BROADER IMPACT: Extending hybrid technologies to cereal crops such as rice with have a broader impact on human health and the environment. The lack of sufficient food supply remains one of the greatest challenges in the 21st century, comparable in mortality rates to the threat from emerging infectious diseases. Technologies for hybrid rice production, and associated increases in yields, will help to relieve hunger and famine in the world's poorest populations. Increasing yield through heterosis can have a beneficial environmental impact by minimizing the destruction of natural habitats as the world's population continues to multiply.

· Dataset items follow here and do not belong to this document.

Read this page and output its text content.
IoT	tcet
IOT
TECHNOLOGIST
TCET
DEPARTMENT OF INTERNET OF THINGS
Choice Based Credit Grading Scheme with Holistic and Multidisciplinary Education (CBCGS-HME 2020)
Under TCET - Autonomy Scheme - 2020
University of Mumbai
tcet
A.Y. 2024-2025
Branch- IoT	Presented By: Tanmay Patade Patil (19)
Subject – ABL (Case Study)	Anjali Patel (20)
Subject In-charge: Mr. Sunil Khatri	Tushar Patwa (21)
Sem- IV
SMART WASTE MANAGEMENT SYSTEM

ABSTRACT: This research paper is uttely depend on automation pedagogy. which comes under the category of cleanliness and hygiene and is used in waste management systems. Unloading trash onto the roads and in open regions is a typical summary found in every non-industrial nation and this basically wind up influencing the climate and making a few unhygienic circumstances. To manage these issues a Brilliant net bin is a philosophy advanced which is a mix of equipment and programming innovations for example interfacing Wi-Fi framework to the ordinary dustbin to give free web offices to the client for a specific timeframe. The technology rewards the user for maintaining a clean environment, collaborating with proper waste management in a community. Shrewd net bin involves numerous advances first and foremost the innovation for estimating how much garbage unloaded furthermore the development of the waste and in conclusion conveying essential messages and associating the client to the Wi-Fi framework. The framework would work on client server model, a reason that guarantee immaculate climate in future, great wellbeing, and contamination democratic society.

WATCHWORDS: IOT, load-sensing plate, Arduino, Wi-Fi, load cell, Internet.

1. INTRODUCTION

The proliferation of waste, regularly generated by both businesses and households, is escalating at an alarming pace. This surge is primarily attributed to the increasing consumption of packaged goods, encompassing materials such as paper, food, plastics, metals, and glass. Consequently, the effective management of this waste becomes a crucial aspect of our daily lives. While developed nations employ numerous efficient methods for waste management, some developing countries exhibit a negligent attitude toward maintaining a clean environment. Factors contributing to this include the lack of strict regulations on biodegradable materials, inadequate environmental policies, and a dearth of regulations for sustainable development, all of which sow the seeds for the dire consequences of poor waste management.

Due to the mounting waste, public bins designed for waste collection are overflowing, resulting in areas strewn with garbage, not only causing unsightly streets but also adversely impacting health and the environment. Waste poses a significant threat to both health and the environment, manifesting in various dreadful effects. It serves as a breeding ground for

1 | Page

The project's educational component focuses on high school, undergraduate, graduate and postgraduate training opportunities in plant molecular biology and genomics. All three institutions will mentor undergraduate, graduate and postdoctoral students in research associated with the BREAD project. The project will sponsor several minority students from California State University at Fresno, a Hispanic-serving institution, in Yale's HHMI-sponsored Science, Technology and Research Scholars (STARS) summer program. The STARS program identifies underrepresented bioscience majors and mentors them into higher-than-average levels of performance. Two international students, recruited by CIAT from several Colombian universities, will be invited to join Yale's STARS program each summer. Lastly, outreach activities will be coordinated with the Peabody Museum at Yale, one of the largest public museum between New York and Boston visited by 110,000 people annually. The Museum's Evolutions (EVOking Learning and Understanding through Investigations of the Natural Sciences) serves high school students targeted from underserved populations from selected public schools. All sequence data will be released to GenBank and all biological materials, vectors and reagents generated will be available upon request through Yale and CIAT and can be accessed through a project website (to be developed).